Ну, возможно, тут есть змеи, хотя вероятность встретиться с одной из них на аккуратной гравийной дорожке, пересекающей остров, крайне мала.

Разве что пауки… Здесь явно водятся пауки, он видел несколько первоклассных экземпляров, когда Танака в первый раз привез его сюда. Размером с кулак ребенка. Но совершенно безобидные.

Просто Энни ужасно их боится.

Он обнаружил это той зимой, когда получил свой первый по-настоящему крупный контракт. По пути домой, после того как сделка была заключена, он остановился, чтобы купить Энни коробку шоколадных конфет. На углу у метро мальчишка продавал красные розы; Чейз выбрал самую лучшую и вдруг увидел через дорогу туристическое агентство. В окне красовался большой плакат, призывавший: «Посетите Виргинские острова!»

Под этой надписью была фотография улыбающейся парочки, державшейся за руки и влюбленно глядящей друг другу в глаза.

Чейз не стал медлить. Он перебежал улицу и влетел в агентство. Скучающий служащий поднял голову от обшарпанного деревянного стола.

– Мы уже закрываемся, – сказал он, – почему бы вам не прийти завтра и…

– Этот плакат, в окне… – Чейз был полон нетерпения. – Сколько это будет стоить для меня… поехать вместе с женой на Виргинские острова?

Служащий посмотрел на розу в его руке, на коробку конфет под мышкой, на него самого, такого юного, горящего нетерпением, хотя и усталого. В хлопчатобумажной рубашке, джинсах и рабочих ботинках. Служащий вздохнул, но что-то похожее на улыбку мелькнуло на его лице.

– Проходите, присядьте, – сказал он. – У нас есть два-три варианта, которые могут вас заинтересовать.

В этот вечер Чейз вернулся домой к Энни с великолепной красной розой, коробкой конфет, контрактом и… забронированным номером в гостинице на острове Сент-Джон.

Ни рекламный плакат, ни служащий агентства не преувеличили красоту островов. Даже сейчас он помнил то потрясение, которое они испытали, в первый раз увидев бледное небо, белый песок и кристально чистую голубую воду.

– Море такого же цвета, как твои глаза, – прошептал он, держа Энни в объятиях в ту первую ночь в их чудесной хижине на берегу. Конечно, по сравнению с этим дворцом тот дом выглядел лачугой, но как же счастливы они были там!

Чейз улыбнулся.
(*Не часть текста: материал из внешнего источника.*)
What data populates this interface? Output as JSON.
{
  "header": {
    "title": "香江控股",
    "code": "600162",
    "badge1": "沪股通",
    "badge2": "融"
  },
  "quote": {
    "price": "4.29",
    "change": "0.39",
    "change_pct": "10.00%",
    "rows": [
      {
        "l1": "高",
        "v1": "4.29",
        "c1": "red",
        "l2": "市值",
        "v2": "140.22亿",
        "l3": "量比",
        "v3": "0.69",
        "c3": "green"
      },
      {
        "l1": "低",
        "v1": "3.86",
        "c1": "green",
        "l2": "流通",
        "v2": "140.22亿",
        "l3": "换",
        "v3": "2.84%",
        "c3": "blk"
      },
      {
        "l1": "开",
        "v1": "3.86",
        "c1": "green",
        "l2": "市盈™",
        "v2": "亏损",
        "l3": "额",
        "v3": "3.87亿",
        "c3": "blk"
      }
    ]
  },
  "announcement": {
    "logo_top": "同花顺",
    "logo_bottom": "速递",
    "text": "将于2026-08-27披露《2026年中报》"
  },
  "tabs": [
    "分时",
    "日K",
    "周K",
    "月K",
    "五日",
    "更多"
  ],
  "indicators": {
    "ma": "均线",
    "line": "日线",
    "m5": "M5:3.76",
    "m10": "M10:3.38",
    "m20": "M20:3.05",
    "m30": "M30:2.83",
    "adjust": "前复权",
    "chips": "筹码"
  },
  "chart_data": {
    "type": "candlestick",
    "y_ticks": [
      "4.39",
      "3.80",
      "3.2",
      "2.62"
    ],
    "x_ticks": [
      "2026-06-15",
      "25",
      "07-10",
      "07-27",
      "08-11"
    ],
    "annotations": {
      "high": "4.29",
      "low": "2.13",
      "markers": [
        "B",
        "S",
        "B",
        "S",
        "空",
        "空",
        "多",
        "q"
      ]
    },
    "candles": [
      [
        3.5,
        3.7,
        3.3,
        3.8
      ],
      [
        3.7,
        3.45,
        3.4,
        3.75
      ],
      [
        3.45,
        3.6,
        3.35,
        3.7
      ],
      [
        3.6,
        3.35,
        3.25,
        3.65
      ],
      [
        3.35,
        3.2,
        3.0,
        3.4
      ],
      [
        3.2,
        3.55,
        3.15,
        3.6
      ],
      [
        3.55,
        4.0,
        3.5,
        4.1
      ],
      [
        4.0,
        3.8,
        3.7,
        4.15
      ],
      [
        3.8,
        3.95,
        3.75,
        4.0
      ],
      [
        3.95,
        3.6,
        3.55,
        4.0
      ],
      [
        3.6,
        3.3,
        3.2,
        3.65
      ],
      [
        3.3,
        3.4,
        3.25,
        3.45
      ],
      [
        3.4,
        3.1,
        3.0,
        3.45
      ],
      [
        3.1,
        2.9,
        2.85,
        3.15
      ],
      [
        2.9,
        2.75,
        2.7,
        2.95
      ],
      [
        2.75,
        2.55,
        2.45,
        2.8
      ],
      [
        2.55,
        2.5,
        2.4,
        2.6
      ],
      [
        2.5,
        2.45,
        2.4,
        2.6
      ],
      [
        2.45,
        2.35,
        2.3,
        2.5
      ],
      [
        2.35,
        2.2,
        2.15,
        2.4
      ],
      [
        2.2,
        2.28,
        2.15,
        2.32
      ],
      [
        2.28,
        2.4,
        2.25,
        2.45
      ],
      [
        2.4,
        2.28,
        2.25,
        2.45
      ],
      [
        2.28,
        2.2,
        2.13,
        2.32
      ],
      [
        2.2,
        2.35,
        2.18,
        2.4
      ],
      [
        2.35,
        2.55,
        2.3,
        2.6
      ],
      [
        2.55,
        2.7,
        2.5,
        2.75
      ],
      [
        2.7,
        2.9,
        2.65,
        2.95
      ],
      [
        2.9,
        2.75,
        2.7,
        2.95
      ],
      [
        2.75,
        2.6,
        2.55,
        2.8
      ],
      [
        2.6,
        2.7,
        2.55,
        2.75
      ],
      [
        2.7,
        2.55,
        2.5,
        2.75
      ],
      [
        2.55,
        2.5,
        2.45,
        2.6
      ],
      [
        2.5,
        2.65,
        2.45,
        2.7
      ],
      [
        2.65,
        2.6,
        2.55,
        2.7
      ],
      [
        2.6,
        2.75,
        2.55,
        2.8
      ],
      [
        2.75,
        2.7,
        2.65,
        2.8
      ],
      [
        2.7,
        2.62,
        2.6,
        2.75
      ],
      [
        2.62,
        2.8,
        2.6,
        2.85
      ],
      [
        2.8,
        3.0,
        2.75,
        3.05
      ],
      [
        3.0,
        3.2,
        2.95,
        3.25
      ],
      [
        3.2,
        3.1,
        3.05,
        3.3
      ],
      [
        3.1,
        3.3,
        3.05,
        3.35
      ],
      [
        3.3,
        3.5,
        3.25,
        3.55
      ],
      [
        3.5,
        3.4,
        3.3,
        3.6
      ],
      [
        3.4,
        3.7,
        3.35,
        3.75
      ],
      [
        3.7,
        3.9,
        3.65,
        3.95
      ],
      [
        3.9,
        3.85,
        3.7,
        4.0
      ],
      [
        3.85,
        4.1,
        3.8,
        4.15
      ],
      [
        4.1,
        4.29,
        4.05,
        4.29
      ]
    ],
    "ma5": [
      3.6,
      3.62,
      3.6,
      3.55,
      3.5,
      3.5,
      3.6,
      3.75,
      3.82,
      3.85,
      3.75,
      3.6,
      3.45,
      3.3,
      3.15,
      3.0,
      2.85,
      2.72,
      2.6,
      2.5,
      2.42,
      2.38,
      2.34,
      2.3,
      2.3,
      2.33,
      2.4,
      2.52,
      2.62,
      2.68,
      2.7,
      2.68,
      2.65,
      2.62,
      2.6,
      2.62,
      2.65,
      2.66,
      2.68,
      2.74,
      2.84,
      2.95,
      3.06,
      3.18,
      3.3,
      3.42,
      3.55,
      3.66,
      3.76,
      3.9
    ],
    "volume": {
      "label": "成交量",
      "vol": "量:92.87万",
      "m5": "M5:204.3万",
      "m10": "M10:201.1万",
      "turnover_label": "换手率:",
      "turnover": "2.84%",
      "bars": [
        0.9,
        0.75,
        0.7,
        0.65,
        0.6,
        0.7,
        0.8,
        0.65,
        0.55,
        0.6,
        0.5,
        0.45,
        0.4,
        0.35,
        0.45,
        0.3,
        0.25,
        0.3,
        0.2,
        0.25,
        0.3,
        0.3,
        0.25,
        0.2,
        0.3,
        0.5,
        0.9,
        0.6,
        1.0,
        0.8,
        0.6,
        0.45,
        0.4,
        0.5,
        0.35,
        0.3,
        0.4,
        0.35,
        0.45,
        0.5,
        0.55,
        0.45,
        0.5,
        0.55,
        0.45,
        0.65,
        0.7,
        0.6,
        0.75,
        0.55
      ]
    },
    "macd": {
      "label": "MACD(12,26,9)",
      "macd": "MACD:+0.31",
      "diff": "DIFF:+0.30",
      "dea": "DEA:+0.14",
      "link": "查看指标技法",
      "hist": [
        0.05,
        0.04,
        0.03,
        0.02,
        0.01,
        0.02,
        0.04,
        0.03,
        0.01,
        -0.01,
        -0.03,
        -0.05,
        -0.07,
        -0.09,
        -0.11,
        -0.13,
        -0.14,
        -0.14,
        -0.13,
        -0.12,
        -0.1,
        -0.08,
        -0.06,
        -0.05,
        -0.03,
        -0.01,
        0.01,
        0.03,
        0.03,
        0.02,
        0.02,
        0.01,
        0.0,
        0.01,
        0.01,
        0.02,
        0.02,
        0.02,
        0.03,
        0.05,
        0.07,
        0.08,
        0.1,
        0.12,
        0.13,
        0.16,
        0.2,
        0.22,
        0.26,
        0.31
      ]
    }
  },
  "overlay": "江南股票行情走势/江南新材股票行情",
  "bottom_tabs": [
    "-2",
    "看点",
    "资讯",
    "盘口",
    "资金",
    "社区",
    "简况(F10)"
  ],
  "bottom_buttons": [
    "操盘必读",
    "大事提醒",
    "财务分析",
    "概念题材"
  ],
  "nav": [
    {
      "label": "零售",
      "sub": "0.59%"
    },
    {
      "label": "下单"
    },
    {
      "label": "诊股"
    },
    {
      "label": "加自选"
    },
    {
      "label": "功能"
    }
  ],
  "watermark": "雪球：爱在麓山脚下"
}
Об этой ночи он потом вспоминал как о Ночи Паука.

Они с Энни занимались любовью на уединенной террасе их маленького домика.

– Я люблю тебя, – прошептал он, когда она вскрикнула в его руках, дойдя вместе с ним до вершины блаженства. Энни вздохнула и поцеловала его. И они заснули в темноте, а биению их сердец вторил нежный шепот прибоя.

Его разбудил пронзительный вопль.

– Энни? – вскричал он и уже через секунду примчался в ванную.

Энни, лицо которой было белее полотна, стояла на крышке унитаза, трясясь от ужаса.

– Энни, детка! – Он схватил ее на руки. – Что такое? Что случилось?

– Там, – сказала она дрожащим шепотом и показала трясущейся рукой на ванну.

– Где? – Он видел только фарфоровую ванну, коврик, белую сверкающую плитку… А еще… паука.

Это был большой паук. Громадный. Волосатый. Но всего лишь паук. А он, Чейз, уже тысячу раз умер, пока добежал из спальни до ванной, гадая, что могло случиться с Энни.

Он поступил очень просто – накрыл паука полотенцем, вынес насекомое через заднюю дверь, выбросил на траву, вернулся к жене и, уперев руки в бока, спросил ее, что произошло. Почему она визжала как резаная, увидев какого-то паучишку, который, наверное, испугался ее гораздо больше, чем она его?

Энни тоже подбоченилась и с яростью набросилась на него:

– А ты только представь себя на моем месте, когда я вошла сюда, зажгла свет и обнаружила его… поджидавшего меня!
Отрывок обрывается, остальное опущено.